Web application and server-side computing proponents live in a dreamworld of servers that toil without end, never crashing; of omniscient routers that never make an error, throwing packages like a breeze to their destinations; a dreamworld devoid of crazy excavator operators. Applications designed for such a dreamworld are fundamentally broken in this world I experience, and can not be fixed, as their assumptions do not hold.
The Internet (minus DNS) was purportedly designed to have “intelligence at the edges” rather than control in the middle. Then there can be no single point of failure. The Web application and server-side computing approach, even when implemented on top of such a decentralised network, is an example of the opposite centralised design with control/intelligence at the centre, and inept clients at the edges, when the central server or the route to it fails, which they frequently do.
Frequently needed important applications must not demand access to a central server: intelligence must be brought back to the edges, to the clients. But there is one problem: the clients may not be able to connect to each other, being behind firewalls or not turned on. One great advantage provided by the bookmarking Web applications over browsers' own bookmarks, is that the same data is available from any computer you use. This should not be completely lost. What is needed is a synchronisation service: to keep the intelligence at the edges, and use a dumb server or distributed storage mechanism to store the data fragments – encrypted, of course – that have not been propagated to all your usual access points yet. Then no client is dependent on the service being available, but can use it when it is. But who would provide such a service, if they can't well serve ads as on Web pages?
The nice thing is that any email service with somewhat complete IMAP support should do: full IMAP essentially provides remote file system access operations, so you can add new files and directories, access their contents, delete them, and so on. Very dumb, and good enough for storing new bookmarks and other small fragments of data to be synchronised, as well the information needed to know which fragments have already propagated to every known destination. In fact, email itself demands similar synchronisation protocols, so that both sent and received email to multiple addresses/mailboxes can be stored on one or more computers with automatic removal from IMAP when synchronised and marked as having been dealt with (not same as read).
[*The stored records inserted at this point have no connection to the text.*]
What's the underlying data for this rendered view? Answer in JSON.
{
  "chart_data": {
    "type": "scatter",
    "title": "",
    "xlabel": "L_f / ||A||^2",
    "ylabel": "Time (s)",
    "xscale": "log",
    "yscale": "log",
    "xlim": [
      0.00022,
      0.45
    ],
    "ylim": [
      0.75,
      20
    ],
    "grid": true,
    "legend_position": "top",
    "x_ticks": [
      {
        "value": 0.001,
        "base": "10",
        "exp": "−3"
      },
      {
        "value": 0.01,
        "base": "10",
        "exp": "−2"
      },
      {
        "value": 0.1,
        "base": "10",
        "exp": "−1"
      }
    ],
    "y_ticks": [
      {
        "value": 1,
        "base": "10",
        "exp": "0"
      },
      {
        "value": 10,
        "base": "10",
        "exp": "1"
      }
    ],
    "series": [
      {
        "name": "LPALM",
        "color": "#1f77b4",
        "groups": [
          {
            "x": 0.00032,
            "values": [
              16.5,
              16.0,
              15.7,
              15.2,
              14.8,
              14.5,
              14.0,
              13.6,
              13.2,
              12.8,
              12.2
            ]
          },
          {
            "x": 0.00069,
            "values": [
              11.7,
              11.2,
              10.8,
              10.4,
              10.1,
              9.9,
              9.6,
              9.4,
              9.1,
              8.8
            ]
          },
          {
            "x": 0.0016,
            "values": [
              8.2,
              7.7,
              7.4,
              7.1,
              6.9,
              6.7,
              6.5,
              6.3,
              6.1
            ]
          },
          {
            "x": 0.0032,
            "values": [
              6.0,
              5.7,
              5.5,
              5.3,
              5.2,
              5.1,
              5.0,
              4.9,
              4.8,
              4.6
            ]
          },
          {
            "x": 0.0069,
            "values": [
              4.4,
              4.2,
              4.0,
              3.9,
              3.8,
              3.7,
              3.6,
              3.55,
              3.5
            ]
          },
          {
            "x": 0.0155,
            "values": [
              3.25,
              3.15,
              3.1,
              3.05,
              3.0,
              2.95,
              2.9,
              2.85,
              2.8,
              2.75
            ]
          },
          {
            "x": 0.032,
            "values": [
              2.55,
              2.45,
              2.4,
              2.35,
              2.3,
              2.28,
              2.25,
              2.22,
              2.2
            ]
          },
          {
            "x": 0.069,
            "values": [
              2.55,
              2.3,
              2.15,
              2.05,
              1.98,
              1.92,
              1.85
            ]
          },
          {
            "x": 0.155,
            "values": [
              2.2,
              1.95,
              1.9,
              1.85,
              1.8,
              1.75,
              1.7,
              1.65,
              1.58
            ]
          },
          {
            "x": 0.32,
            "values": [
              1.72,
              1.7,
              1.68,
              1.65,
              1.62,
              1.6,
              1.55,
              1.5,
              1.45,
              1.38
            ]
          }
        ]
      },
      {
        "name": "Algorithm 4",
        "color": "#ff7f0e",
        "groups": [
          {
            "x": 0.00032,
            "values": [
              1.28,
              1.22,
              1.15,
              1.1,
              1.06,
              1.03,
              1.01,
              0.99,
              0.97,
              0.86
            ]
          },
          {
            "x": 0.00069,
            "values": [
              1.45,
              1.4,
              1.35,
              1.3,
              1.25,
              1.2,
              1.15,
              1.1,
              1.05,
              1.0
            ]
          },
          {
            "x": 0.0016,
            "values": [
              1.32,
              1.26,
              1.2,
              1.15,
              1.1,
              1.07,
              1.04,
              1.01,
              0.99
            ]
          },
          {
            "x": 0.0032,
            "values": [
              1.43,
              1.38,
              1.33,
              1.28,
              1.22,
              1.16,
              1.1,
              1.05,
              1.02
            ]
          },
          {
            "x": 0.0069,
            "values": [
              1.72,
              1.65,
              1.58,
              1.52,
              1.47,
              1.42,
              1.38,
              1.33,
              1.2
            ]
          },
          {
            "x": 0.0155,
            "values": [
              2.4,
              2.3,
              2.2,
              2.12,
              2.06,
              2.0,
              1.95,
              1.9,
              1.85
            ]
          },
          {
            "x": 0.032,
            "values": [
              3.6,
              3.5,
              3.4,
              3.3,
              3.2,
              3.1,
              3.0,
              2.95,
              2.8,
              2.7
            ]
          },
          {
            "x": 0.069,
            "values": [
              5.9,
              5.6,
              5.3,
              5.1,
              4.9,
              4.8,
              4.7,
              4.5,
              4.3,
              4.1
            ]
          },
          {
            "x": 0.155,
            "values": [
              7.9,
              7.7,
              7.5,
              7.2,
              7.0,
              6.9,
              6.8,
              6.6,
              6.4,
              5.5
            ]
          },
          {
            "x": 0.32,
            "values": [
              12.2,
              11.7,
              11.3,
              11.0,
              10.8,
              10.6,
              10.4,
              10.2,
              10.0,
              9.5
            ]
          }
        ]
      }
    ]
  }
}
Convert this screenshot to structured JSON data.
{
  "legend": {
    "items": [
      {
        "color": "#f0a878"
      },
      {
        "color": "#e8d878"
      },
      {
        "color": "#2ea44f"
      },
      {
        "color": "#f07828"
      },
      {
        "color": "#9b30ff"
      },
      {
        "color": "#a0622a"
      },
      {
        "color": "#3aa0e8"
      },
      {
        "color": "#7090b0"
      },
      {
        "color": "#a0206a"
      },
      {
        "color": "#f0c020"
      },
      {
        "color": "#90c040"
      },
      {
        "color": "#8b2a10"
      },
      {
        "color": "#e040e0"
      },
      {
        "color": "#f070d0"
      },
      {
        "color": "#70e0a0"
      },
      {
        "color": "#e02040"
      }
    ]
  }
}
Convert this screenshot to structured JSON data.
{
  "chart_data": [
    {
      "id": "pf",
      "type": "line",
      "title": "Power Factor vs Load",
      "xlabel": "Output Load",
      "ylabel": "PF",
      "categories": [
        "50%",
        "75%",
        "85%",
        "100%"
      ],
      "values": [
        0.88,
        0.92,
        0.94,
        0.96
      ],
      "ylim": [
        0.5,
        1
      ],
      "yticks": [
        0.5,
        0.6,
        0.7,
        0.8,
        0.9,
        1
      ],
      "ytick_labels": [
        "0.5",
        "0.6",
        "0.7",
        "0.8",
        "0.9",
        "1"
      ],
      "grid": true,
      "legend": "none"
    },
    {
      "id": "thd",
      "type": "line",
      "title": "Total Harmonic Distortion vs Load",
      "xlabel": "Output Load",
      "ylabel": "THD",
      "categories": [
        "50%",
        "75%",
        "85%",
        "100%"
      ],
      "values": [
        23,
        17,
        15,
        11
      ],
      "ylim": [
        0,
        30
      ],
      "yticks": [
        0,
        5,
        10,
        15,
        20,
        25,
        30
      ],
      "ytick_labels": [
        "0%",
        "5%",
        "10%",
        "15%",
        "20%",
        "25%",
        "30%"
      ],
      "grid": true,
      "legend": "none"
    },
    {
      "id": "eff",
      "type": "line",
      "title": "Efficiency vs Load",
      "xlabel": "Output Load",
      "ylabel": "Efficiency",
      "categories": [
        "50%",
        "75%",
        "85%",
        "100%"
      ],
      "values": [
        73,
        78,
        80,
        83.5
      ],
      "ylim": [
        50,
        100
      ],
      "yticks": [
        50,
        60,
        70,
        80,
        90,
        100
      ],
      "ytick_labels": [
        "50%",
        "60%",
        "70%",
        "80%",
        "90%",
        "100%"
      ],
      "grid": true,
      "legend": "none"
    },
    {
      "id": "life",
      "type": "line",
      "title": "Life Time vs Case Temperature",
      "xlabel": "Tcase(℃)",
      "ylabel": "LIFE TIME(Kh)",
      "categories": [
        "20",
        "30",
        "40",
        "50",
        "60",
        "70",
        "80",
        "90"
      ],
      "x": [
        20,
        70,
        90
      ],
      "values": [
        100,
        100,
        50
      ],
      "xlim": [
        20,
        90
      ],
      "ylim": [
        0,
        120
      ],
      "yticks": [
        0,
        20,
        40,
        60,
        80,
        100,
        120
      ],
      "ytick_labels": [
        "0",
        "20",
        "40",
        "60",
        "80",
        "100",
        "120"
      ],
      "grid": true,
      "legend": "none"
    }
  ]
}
Furthermore, with IMAP as the dumb fragment storage service, it is possible to send new fragments as specially formed emails as well, so you wouldn't need to enter your IMAP password on just every computer used to simply add new information. Email could also be used to share this information; to add/propose bookmarks to friends or so.
Synchronisation actually has quite a bit in common with version control, and therefore the fragments to be synchronised could in some cases simply be patches of a properly distributed version control system. Also, some clients might want to see the data through a different lens, and not download or even provide all of it, such as the web page itself stored in a bookshelf. This latter arrangement begins to ask for servers with a bit more understanding of the (tree) structure of the data, than IMAP. Encryption also becomes more cumbersome, having to be done for partial contents at a time. But perhaps it suffices to just provide metadata and data (the stored page) separately on the server level. For this IMAP should still suffice.
Die, Web applications, die! Long live IMAP applications?